I read the passcode number from my phone and punched it into the keypad by the flat metal side door. The uniformed limo driver stood and twisted a cap on his head before he stepped at a smart, unhurried pace to open the rear door.

Whoever that is, I thought, even their flunkies look important.

The door buzzed at the same time as a text flashed on my phone. My manager at the contract cleaning company messaged to say:

You’re due at The Main Event right now, Ms. Farrow. Do not be late. First impressions.

Thanks. Nice welcome.

The door buzzes again, and I push. As I step into the cold cement corridor, I catch a glimpse of the occupant of the limo.

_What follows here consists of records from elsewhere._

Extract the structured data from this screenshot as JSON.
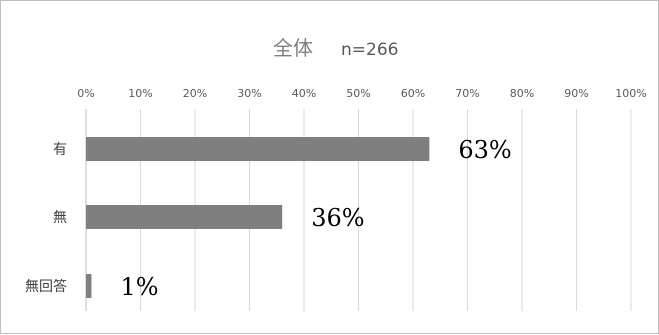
{
  "chart_data": {
    "type": "bar",
    "orientation": "horizontal",
    "title": "全体",
    "subtitle": "n=266",
    "categories": [
      "有",
      "無",
      "無回答"
    ],
    "values": [
      63,
      36,
      1
    ],
    "data_labels": [
      "63%",
      "36%",
      "1%"
    ],
    "x_ticks": [
      "0%",
      "10%",
      "20%",
      "30%",
      "40%",
      "50%",
      "60%",
      "70%",
      "80%",
      "90%",
      "100%"
    ],
    "xlim": [
      0,
      100
    ],
    "xlabel": "",
    "ylabel": "",
    "grid": true,
    "x_axis_position": "top",
    "bar_color": "#7f7f7f",
    "grid_color": "#d9d9d9"
  }
}
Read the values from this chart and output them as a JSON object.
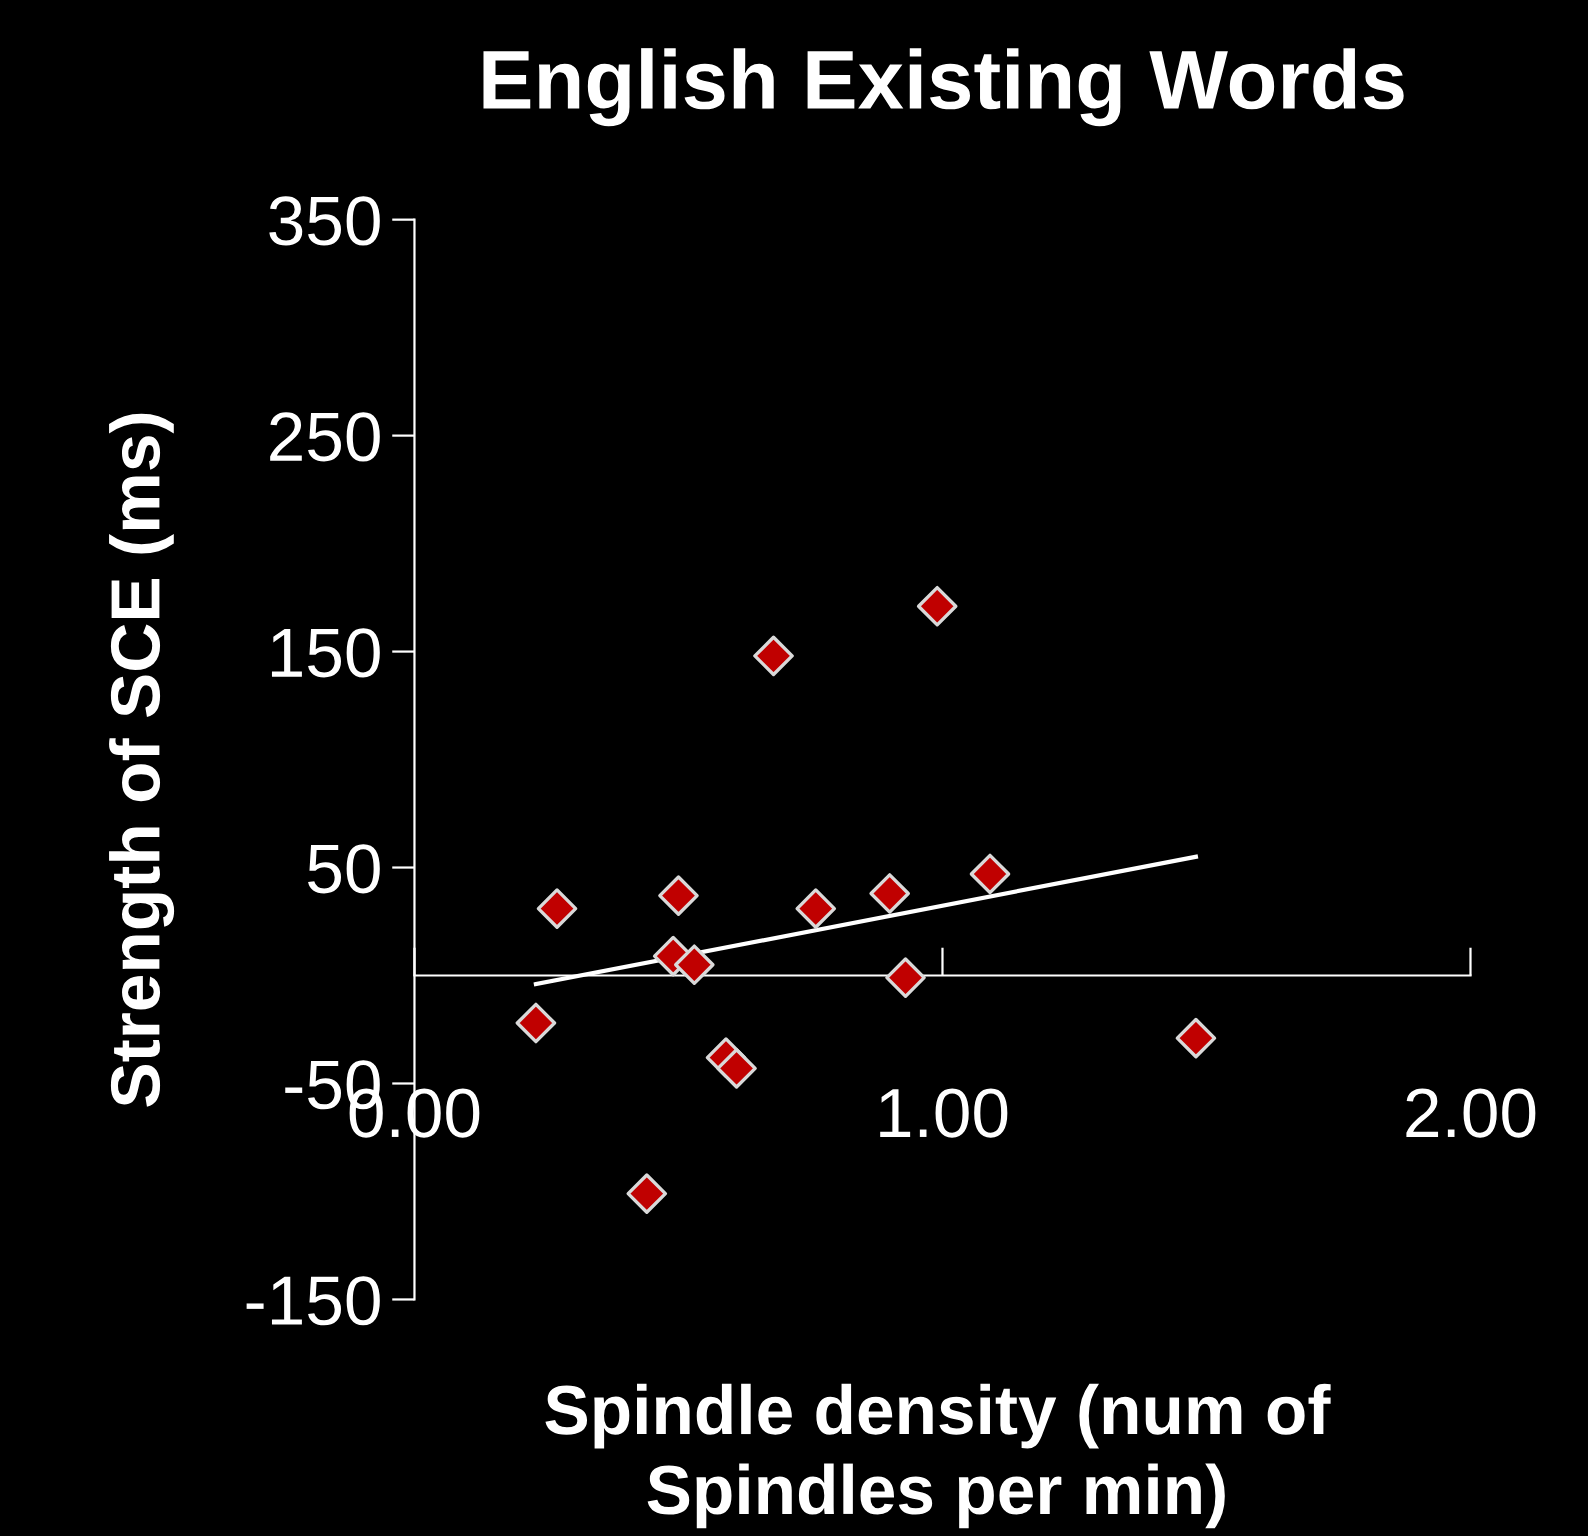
{
  "chart_data": {
    "type": "scatter",
    "title": "English Existing Words",
    "xlabel": "Spindle density (num of\nSpindles per min)",
    "ylabel": "Strength of SCE (ms)",
    "xlim": [
      0,
      2
    ],
    "xticks": [
      {
        "value": 0,
        "label": "0.00"
      },
      {
        "value": 1,
        "label": "1.00"
      },
      {
        "value": 2,
        "label": "2.00"
      }
    ],
    "ylim": [
      -150,
      350
    ],
    "yticks": [
      -150,
      -50,
      50,
      150,
      250,
      350
    ],
    "grid": false,
    "legend": false,
    "series": [
      {
        "marker": "diamond",
        "color": "#c00000",
        "x": [
          0.23,
          0.27,
          0.44,
          0.49,
          0.5,
          0.53,
          0.59,
          0.61,
          0.68,
          0.76,
          0.9,
          0.93,
          0.99,
          1.09,
          1.48
        ],
        "values": [
          -22,
          31,
          -101,
          9,
          37,
          5,
          -38,
          -43,
          148,
          31,
          38,
          -1,
          171,
          47,
          -29
        ]
      },
      {
        "type": "line",
        "marker": "none",
        "color": "#ffffff",
        "x": [
          0.23,
          1.48
        ],
        "values": [
          -4,
          55
        ]
      }
    ]
  }
}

He has the commanding presence that makes people look famous. The thing that makes you think you recognize someone, even when you don’t.

He’s too old to be that hot, and too obviously rich to be that rugged. But way too hot to be that old. And I’m too late and too economically vulnerable to be rooted to the spot when my shift is starting.

He must be nearly twice my age. The beams of his sapphire eyes shoot and fix on me.

I froze inside, clenching for even thinking about his age. But especially for thinking about it in the way that I did. I never thought I’d get those feelings about an older man but something about him makes me indecently squirmy.

An upside of late night office cleaning is that it doesn’t take too much of my concentration. Usually, nobody is around to interrupt my thoughts. That leaves me free to write in my head. I can imagine situations, characters, plots and twists for stories, then in my breaks, I jot them into my phone.

I’m excited because my shift tonight is the last before my writing workshop.

Come on, Ella, I tell myself. One office cleaning shift, then home to look after Amelia until Suzi comes home, then to bed. Most of the time, Suzi can’t get a babysitter to stay later than midnight. Her shifts at the bar don’t end until two a.m., so I have to get back to cover.

That gives me another couple of hours to write, and to read and study. And two hours with little Amelia, so I’m not complaining about any of that.

Three days dedicated to writing at a lovely, isolated spot with a houseful of other writing students. For one of us, there’s even a full-ride scholarship to the creative writing program at the end. I don’t expect to win, but I will try with everything I’ve got.

My manager texts again.

Start in the open plan office on the tenth floor. A sign says ‘Creative Hub.’ You may be there the whole shift. Do whatever it takes. People in there are working on an important project.

I don’t like having to clean around people. I’m in their way and they’re in mine.

In the center of the Creative Hub are two men. They make more mess than a whole floor of my usual cleaning jobs. The room is stacked with top of the line computers, but every surface is covered in balled-up paper and string and all kinds of colored materials, all shredded.

When I walk in and see the two men, I offer, “I can clean up in here. You could come back in twenty minutes, I’d be done and out of your hair.”